CSA stands for community supported agriculture. It is a way to support a local farm by helping the farmer with the costs at the beginning of the agricultural season (like purchasing seeds) without the need for high-cost loans. It also gives the farmer a secure source of income in case of a bad year. A CSA member becomes a shareholder in the risk and benefits of farming. CSAs help ensure the viability of local agricultural production. Local agriculture is better for the environment, the regional economy, and provides you with fresher, more nutritious produce! To join the CBCSA, visit our membership page.
CSAs are a new and quickly growing business model for farmers and consumers. It is similar to a community-based buying club. CSAs started in Japan in the 1960s where they are called tekei, which roughly translates to “food with the farmer’s face on it.” The model was brought to the U.S. by a farmer studying “food guilds” in Switzerland in the 1980s.

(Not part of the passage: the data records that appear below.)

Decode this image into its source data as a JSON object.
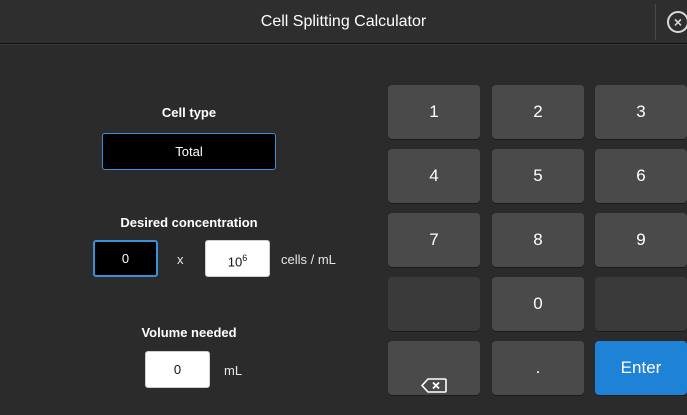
{
  "window": {
    "title": "Cell Splitting Calculator"
  },
  "form": {
    "cell_type_label": "Cell type",
    "cell_type_value": "Total",
    "concentration_label": "Desired concentration",
    "concentration_value": "0",
    "times_symbol": "x",
    "exponent_base": "10",
    "exponent_power": "6",
    "concentration_unit": "cells / mL",
    "volume_label": "Volume needed",
    "volume_value": "0",
    "volume_unit": "mL"
  },
  "keypad": {
    "k1": "1",
    "k2": "2",
    "k3": "3",
    "k4": "4",
    "k5": "5",
    "k6": "6",
    "k7": "7",
    "k8": "8",
    "k9": "9",
    "k0": "0",
    "dot": ".",
    "enter": "Enter",
    "backspace_icon": "backspace-icon"
  },
  "colors": {
    "accent": "#1e82d6",
    "focus_border": "#3a91d9",
    "key": "#4a4a4a",
    "background": "#2b2b2b"
  }
}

According to localharvest.org, there are now about 3,000 CSAs in the U.S. Just Food, a New York City non-profit, estimates there are more than 100 CSAs in NYC alone.
By joining this CSA, you will get the freshest, most nutritious vegetables you can get without growing them yourself. You will receive vegetables that are in season and at the peak of their flavor. You will also start a relationship with the people growing your food, which means that the farmer and the consumer connect on more than just a business transaction level.
A CSA doesn’t work for everyone. There are a few factors to account for before joining:
- The cost of the CSA We try to make the CSA accessible to people from all income levels by offering a variety of different payment plans.
- Timing and time commitment The pick-up day and time must work for you or someone in your household. Included in this time commitment is the volunteer requirement. The CSA depends on members volunteering their time towards CSA operations.
- The amount of vegetables This depends on the amount of vegetables you eat and are ready to prepare. Most CSA members report that they increased the number of vegetables they would normally eat, which is a great thing! CSA organizers write a newsletter every week, which will include ways of preserving and preparing your share, to make sure you get the most out of your CSA share. Your fellow members may have advice about how to prepare different vegetables also; just ask at pick-up!
About CBCSA in Your Language
When is the distribution?
Every Thursday from 5:00 PM to 7:30 PM.
For the 2019 season, distribution begins Thursday, June 6th and will run for a 22-week season. The last sdistribution of the summer season will be November 7th. There will be no pick up on the week of July 4th.
Where is the distribution?
Hebron SDA Church
1256 Dean Street
(On the corner of New York Avenue)
Brooklyn, NY 11216
Nearest subways are A/C and the 3, at Nostrand Ave. Nearby buses are the B65 and B45.
What if I cannot make it to distribution?
You are required to pick up your share at every designated distribution time. If you cannot make it, please find a family member or friend or a fellow CSA member to pick up your share. Any food that is not picked up will be donated to the Hebron SDA Church food pantry and soup kitchen. You will not be refunded or compensated for any missed share and if you are a half share member who picks up every other week, you cannot pick up on a week that you are not scheduled to. We ask that you please respect these conditions.
What is the time commitment?
This is a member-run volunteer organization, so members are required to volunteer 4 hours per household over the course of the season.
What should I bring with me?
Bags! You are required to bring your own bags, so consider bringing small ones to separate vegetables and greens. You may also want to bring a tote bag or rolling cart to carry your share home.